When I was 12, my scout troop ganged up on me, stripped me naked, and handcuffed me to a tree in a pasture in the middle of the night. It was apparently under the direction of a 17-year-old Eagle scout who was left in charge of us for the night. It was a premeditated plan in which he first told a campfire story about a ghost horse. While I was alone, naked and handcuffed, they turned a white horse loose from the barn and left me there for two hours.
When I was 13, the third baseman on my junior high baseball team held me off with one hand while he sexually assaulted my girlfriend in front of the whole team.
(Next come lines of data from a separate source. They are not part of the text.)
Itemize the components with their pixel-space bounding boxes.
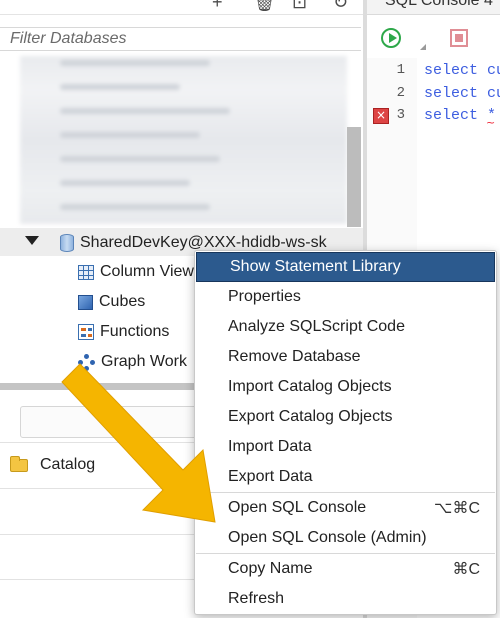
tree-item-label: Column View (100, 263, 194, 280)
menu-item-label: Remove Database (228, 348, 361, 365)
run-icon[interactable] (381, 28, 401, 48)
menu-item-import-catalog-objects[interactable]: Import Catalog Objects (195, 372, 496, 402)
graph-workspace-icon (78, 353, 95, 371)
delete-icon[interactable]: 🗑 (253, 0, 276, 12)
shortcut-label: ⌘C (452, 561, 480, 578)
expand-caret-icon[interactable] (25, 236, 39, 245)
menu-item-label: Open SQL Console (Admin) (228, 529, 427, 546)
menu-item-label: Show Statement Library (230, 258, 401, 275)
menu-item-remove-database[interactable]: Remove Database (195, 342, 496, 372)
menu-item-show-statement-library[interactable]: Show Statement Library (196, 252, 495, 282)
tree-scrollbar[interactable] (347, 127, 361, 227)
menu-item-label: Analyze SQLScript Code (228, 318, 405, 335)
add-database-icon[interactable]: + (212, 0, 223, 12)
cubes-icon (78, 294, 93, 310)
menu-item-properties[interactable]: Properties (195, 282, 496, 312)
code-line[interactable]: select cu (424, 85, 500, 102)
tree-item-label: Functions (100, 323, 170, 340)
tree-item-label: Cubes (99, 293, 146, 310)
menu-item-label: Import Catalog Objects (228, 378, 392, 395)
tree-item-graph-workspaces[interactable]: Graph Work (78, 347, 187, 377)
tree-item-functions[interactable]: Functions (78, 317, 169, 347)
filter-databases-input[interactable] (0, 27, 361, 51)
database-icon (60, 234, 74, 252)
functions-icon (78, 324, 94, 340)
menu-item-label: Import Data (228, 438, 312, 455)
stop-icon[interactable] (450, 29, 468, 47)
catalog-label: Catalog (40, 456, 96, 473)
tree-item-label: Graph Work (101, 353, 187, 370)
menu-item-label: Refresh (228, 590, 285, 607)
menu-item-analyze-sqlscript-code[interactable]: Analyze SQLScript Code (195, 312, 496, 342)
line-number: 1 (396, 62, 405, 78)
tree-item-cubes[interactable]: Cubes (78, 287, 145, 317)
tree-item-column-views[interactable]: Column View (78, 257, 194, 287)
menu-item-copy-name[interactable]: Copy Name ⌘C (195, 554, 496, 584)
refresh-icon[interactable]: ↻ (333, 0, 348, 12)
menu-item-export-catalog-objects[interactable]: Export Catalog Objects (195, 402, 496, 432)
code-line[interactable]: select cu (424, 62, 500, 79)
menu-item-open-sql-console[interactable]: Open SQL Console ⌥⌘C (195, 493, 496, 523)
menu-item-label: Copy Name (228, 560, 313, 577)
run-dropdown-caret-icon[interactable] (420, 44, 426, 50)
error-squiggle: ~ (486, 116, 496, 129)
blurred-tree-area (20, 56, 347, 224)
menu-item-refresh[interactable]: Refresh (195, 584, 496, 614)
menu-item-open-sql-console-admin[interactable]: Open SQL Console (Admin) (195, 523, 496, 553)
menu-item-label: Open SQL Console (228, 499, 367, 516)
explorer-toolbar: ⌃ + 🗑 ⊡ ↻ (0, 0, 363, 15)
add-link-icon[interactable]: ⊡ (292, 0, 307, 12)
line-number: 2 (396, 85, 405, 101)
menu-item-label: Export Data (228, 468, 313, 485)
catalog-folder-item[interactable]: Catalog (10, 455, 96, 474)
menu-item-label: Properties (228, 288, 301, 305)
menu-item-export-data[interactable]: Export Data (195, 462, 496, 492)
menu-item-label: Export Catalog Objects (228, 408, 393, 425)
error-icon[interactable]: × (373, 108, 389, 124)
menu-item-import-data[interactable]: Import Data (195, 432, 496, 462)
tab-title: SQL Console 4 (385, 0, 493, 9)
collapse-all-icon[interactable]: ⌃ (172, 0, 187, 12)
tab-sql-console[interactable]: SQL Console 4 (367, 0, 500, 15)
shortcut-label: ⌥⌘C (434, 500, 480, 517)
column-view-icon (78, 264, 94, 280)
context-menu: Show Statement Library Properties Analyz… (194, 250, 497, 615)
folder-icon (10, 455, 28, 472)
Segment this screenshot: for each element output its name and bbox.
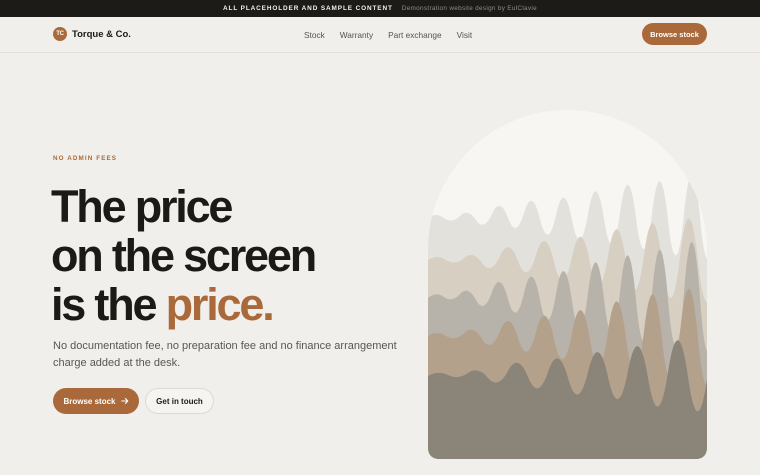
logo-mark: TC: [53, 27, 67, 41]
nav-link-warranty[interactable]: Warranty: [340, 30, 373, 40]
announcement-text: ALL PLACEHOLDER AND SAMPLE CONTENT: [223, 5, 393, 12]
hero-browse-stock-button[interactable]: Browse stock: [53, 388, 139, 414]
nav-link-part-exchange[interactable]: Part exchange: [388, 30, 442, 40]
headline-accent: price.: [165, 279, 275, 330]
design-credit: Demonstration website design by EulClavi…: [401, 5, 537, 12]
hero-browse-stock-label: Browse stock: [63, 396, 116, 406]
site-header: TC Torque & Co. Stock Warranty Part exch…: [0, 17, 760, 53]
headline-line-3-text: is the: [51, 279, 166, 330]
hero-eyebrow: NO ADMIN FEES: [53, 155, 118, 162]
hero-headline: The price on the screen is the price.: [51, 181, 317, 329]
headline-line-3: is the price.: [51, 280, 315, 329]
browse-stock-button[interactable]: Browse stock: [642, 23, 707, 45]
main-nav: Stock Warranty Part exchange Visit: [304, 17, 487, 53]
get-in-touch-button[interactable]: Get in touch: [145, 388, 214, 414]
nav-link-stock[interactable]: Stock: [304, 30, 325, 40]
nav-link-visit[interactable]: Visit: [457, 30, 473, 40]
headline-line-2: on the screen: [51, 230, 317, 281]
brand-name: Torque & Co.: [72, 28, 131, 40]
logo[interactable]: TC Torque & Co.: [53, 27, 131, 41]
arrow-right-icon: [120, 398, 128, 404]
hero-description: No documentation fee, no preparation fee…: [53, 340, 397, 369]
hero-illustration: [428, 110, 707, 459]
headline-line-1: The price: [51, 181, 233, 232]
announcement-bar: ALL PLACEHOLDER AND SAMPLE CONTENT Demon…: [0, 0, 760, 17]
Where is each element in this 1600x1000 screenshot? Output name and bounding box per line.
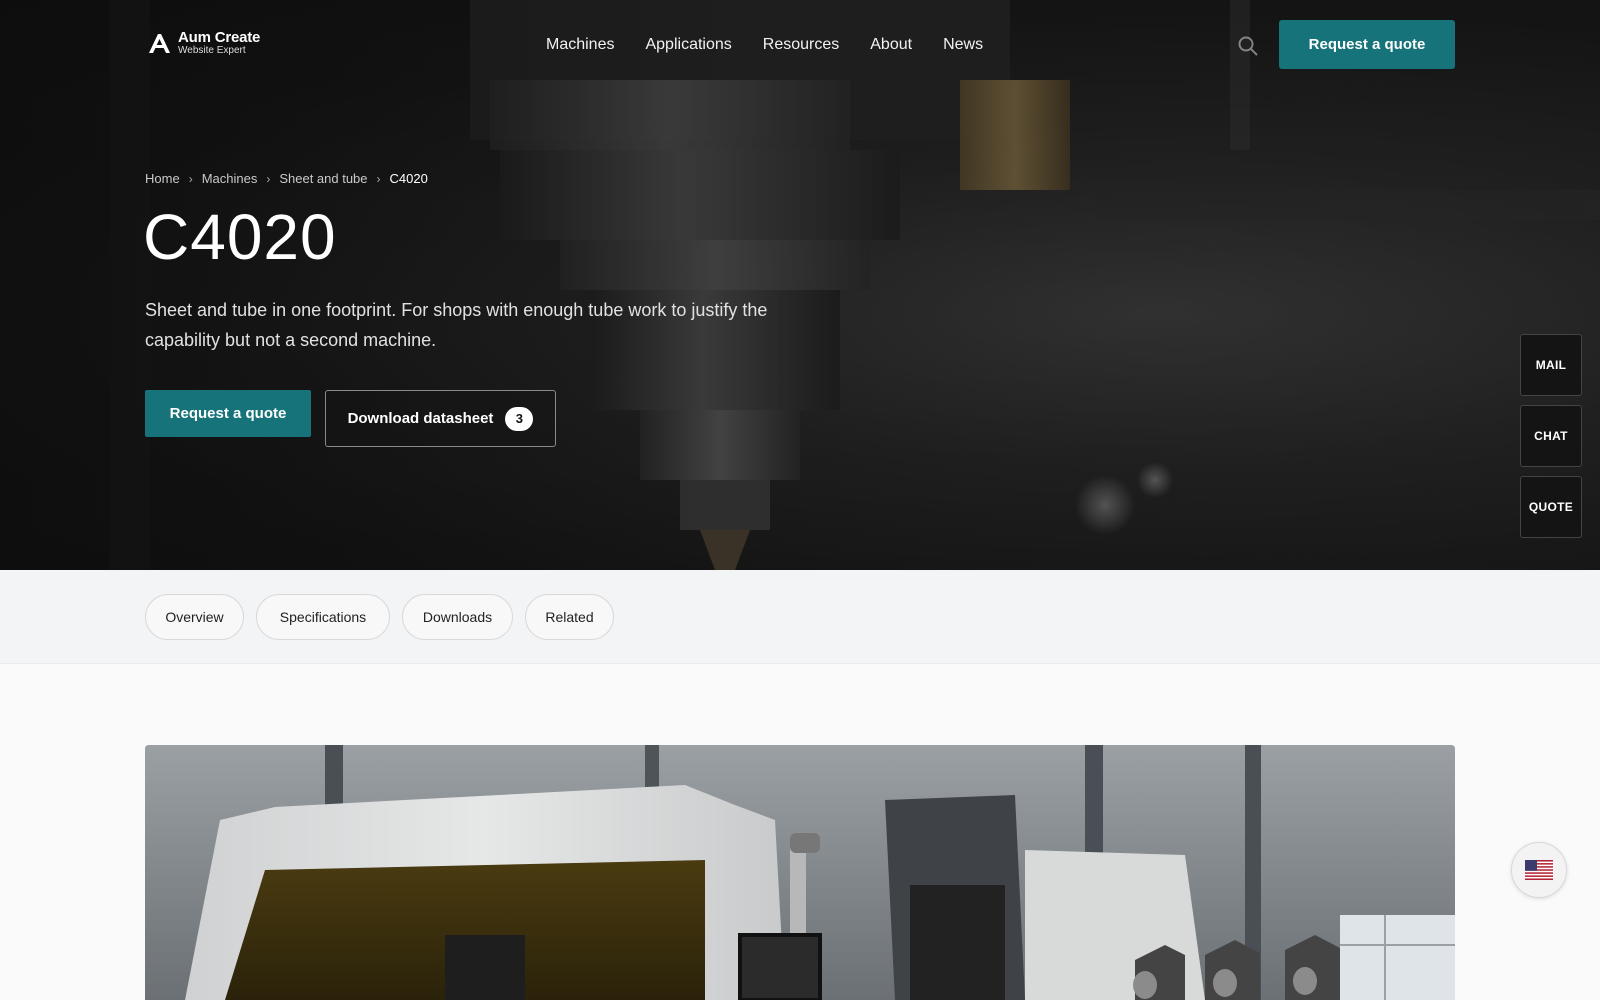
us-flag-icon — [1525, 860, 1553, 880]
logo-icon — [149, 34, 170, 53]
download-count-badge: 3 — [505, 406, 534, 431]
search-icon[interactable] — [1237, 35, 1259, 57]
breadcrumb-machines[interactable]: Machines — [202, 171, 258, 186]
page-title: C4020 — [143, 201, 337, 273]
side-quote-button[interactable]: QUOTE — [1520, 476, 1582, 538]
breadcrumb: Home › Machines › Sheet and tube › C4020 — [145, 171, 428, 186]
header-request-quote-button[interactable]: Request a quote — [1279, 20, 1455, 69]
side-mail-button[interactable]: MAIL — [1520, 334, 1582, 396]
page-lead: Sheet and tube in one footprint. For sho… — [145, 300, 768, 350]
product-photo — [145, 745, 1455, 1000]
tab-specifications[interactable]: Specifications — [256, 594, 390, 640]
breadcrumb-separator: › — [266, 171, 271, 186]
primary-nav: Machines Applications Resources About Ne… — [546, 36, 983, 54]
brand-tagline: Website Expert — [178, 45, 246, 56]
product-image — [145, 745, 1455, 1000]
top-navigation: Aum Create Website Expert Machines Appli… — [0, 0, 1600, 90]
brand-name: Aum Create — [178, 29, 261, 46]
logo-text: Aum Create Website Expert — [178, 30, 260, 56]
tab-overview[interactable]: Overview — [145, 594, 244, 640]
tab-downloads[interactable]: Downloads — [402, 594, 513, 640]
breadcrumb-sheet-and-tube[interactable]: Sheet and tube — [279, 171, 367, 186]
nav-item-news[interactable]: News — [943, 36, 983, 54]
download-datasheet-button[interactable]: Download datasheet 3 — [325, 390, 556, 447]
breadcrumb-separator: › — [376, 171, 381, 186]
nav-item-about[interactable]: About — [870, 36, 912, 54]
breadcrumb-separator: › — [188, 171, 193, 186]
section-tabs-bar: Overview Specifications Downloads Relate… — [0, 570, 1600, 664]
hero-request-quote-button[interactable]: Request a quote — [145, 390, 311, 437]
tab-related[interactable]: Related — [525, 594, 614, 640]
breadcrumb-current: C4020 — [389, 171, 428, 186]
language-selector-button[interactable] — [1511, 842, 1567, 898]
breadcrumb-home[interactable]: Home — [145, 171, 180, 186]
nav-item-resources[interactable]: Resources — [763, 36, 839, 54]
nav-item-applications[interactable]: Applications — [645, 36, 731, 54]
brand-logo[interactable]: Aum Create Website Expert — [146, 30, 260, 56]
download-datasheet-label: Download datasheet — [347, 410, 494, 427]
nav-item-machines[interactable]: Machines — [546, 36, 614, 54]
side-chat-button[interactable]: CHAT — [1520, 405, 1582, 467]
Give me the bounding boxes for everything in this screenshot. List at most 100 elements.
The next year I sustained a second concussion when an errant fastball hit me in the same spot over my left eye that was struck by the bat when I was 8. I don’t know how long I was out, but when I finally came to, the centerfielder was relaxing on the bench with a cup of Gatorade.
I was 4’ 7” tall and weighed about 60 pounds when I started the ninth grade. Two weeks before my 15th birthday I was raped by three grown men in the locker room at a school located in a neighborhood called “The Hole.” Five minutes after it happened, I tucked it away, buried it deep, and kept it there for nearly 45 years. Until I recently sought trauma therapy, it has affected my relationships, especially intimate ones. I held it so long because it is the one traumatic incident for which I felt the most shame and guilt. I was a week away from my 15th birthday. Why wasn’t I able to defend myself?